Paul has one more thing to say here. “I do it all for the sake of the gospel, that I may share in its blessing.” He affirms once more that he does everything he has just described in order to further the gospel, to see it spread and prosper. He loses himself for Christ and the evangel, but in doing that, he expects to find himself. “I do it all,” he writes, “for the sake of the gospel `that I may share in its blessing.’” He seems to be saying that to partake of the gospel we need to share it with others, that seeking the salvation of others is the sign that we ourselves are among the redeemed, that we only discover the fullness of what it is to be saved when we give of ourselves to win others.

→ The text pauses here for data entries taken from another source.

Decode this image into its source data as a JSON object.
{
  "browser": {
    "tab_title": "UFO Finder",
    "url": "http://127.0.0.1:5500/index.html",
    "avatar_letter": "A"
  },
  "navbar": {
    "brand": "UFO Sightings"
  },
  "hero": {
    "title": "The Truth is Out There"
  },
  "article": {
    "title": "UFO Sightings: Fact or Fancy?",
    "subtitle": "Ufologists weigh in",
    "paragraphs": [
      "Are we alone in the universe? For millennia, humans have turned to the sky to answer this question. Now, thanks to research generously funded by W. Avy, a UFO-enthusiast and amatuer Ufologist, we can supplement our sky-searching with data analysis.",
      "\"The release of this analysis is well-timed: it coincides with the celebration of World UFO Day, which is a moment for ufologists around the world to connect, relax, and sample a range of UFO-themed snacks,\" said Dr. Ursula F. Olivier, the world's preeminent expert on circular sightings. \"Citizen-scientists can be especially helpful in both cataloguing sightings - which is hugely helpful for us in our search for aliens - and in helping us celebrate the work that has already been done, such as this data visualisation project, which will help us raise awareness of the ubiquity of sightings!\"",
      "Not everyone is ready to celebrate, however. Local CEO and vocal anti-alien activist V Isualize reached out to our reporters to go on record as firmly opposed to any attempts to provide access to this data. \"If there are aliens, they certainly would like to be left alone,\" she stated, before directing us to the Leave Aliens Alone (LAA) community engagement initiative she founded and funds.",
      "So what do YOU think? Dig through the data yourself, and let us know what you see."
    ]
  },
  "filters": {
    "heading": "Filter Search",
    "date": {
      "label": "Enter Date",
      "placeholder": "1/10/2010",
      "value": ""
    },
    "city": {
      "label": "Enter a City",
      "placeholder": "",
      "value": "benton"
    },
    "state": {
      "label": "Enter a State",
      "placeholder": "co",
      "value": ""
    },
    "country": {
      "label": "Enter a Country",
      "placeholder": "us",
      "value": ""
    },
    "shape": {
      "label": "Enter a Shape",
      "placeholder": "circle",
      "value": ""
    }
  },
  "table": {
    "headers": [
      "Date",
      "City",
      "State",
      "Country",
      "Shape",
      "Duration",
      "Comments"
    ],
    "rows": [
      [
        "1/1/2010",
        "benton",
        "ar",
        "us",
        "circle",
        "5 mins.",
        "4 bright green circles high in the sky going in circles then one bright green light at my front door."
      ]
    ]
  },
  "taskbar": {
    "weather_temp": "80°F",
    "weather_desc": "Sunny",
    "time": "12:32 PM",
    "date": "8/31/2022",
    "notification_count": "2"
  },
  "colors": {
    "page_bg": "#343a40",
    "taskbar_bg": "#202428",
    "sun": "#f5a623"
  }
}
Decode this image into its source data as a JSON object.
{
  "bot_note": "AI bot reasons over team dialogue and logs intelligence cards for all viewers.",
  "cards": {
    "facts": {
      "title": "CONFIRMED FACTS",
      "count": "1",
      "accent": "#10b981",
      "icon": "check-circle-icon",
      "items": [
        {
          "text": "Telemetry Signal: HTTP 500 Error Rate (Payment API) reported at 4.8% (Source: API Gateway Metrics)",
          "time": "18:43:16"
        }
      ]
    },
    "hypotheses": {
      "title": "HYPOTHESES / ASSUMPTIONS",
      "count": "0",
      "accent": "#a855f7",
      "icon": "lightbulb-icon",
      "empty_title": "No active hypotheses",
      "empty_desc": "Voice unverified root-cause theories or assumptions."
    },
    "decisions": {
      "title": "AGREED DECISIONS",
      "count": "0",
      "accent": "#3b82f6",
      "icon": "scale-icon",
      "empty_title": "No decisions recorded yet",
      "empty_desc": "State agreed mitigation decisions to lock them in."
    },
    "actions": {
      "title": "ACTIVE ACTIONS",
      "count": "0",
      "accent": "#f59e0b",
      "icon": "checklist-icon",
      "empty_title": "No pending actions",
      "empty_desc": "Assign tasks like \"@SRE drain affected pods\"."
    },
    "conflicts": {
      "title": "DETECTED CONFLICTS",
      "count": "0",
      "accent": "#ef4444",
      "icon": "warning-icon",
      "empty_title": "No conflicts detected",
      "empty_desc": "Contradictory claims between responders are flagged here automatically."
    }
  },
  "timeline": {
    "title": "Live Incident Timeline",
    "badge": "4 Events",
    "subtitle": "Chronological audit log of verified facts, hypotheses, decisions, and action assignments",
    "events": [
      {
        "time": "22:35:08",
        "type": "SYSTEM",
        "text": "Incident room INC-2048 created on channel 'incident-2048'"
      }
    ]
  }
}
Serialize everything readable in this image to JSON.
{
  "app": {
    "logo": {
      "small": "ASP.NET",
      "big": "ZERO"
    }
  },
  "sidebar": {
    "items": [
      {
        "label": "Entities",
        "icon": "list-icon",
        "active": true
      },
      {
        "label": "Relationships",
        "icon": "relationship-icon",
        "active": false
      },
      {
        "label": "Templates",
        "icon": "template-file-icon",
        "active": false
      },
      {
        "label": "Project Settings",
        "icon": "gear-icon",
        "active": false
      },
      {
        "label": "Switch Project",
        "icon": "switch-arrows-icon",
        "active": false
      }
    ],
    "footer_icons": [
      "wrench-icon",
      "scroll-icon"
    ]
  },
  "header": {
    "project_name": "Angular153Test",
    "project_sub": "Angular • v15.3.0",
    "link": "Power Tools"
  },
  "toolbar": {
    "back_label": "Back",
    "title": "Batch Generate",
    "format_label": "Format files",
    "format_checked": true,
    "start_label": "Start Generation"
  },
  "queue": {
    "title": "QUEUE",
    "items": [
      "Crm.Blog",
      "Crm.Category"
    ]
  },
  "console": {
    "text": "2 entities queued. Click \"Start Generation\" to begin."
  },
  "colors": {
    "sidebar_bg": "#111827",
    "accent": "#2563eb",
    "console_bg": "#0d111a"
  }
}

Samuel Rutherford once said to the beloved congregation among whom he labored, to whom he preached, for whom he prayed and wept, “Your heaven will be two heavens to me.” That’s the spirit; that’s the authentic burden to share the gospel. The apostle Paul declared that his hope and joy and crown of rejoicing was that others too would be in the presence of the Lord at His coming.

Let me ask you today: Have you received the gospel? Have you put your trust in Jesus, the crucified and risen Lord? Now, through His word of invitation, He seeks for you, calls you to Himself. If you’ve never done so, welcome Him now as your Savior and Lord. Say to Him from your own heart, “Jesus, come now into my life. I confess my sins before you. I commit myself entirely to You. Thank You for hearing me.”

And if you do know the gospel, will you make it your steady purpose in life to win other people, to gain them for Christ? The good news of God’s love in His Son will be truly yours only as you seek lovingly to share it. God bless you!

RAYER: Father, let it be so. Let every one of us trust in Christ from the heart and then have a great passion in our lives to communicate His love to others. In His name. Amen.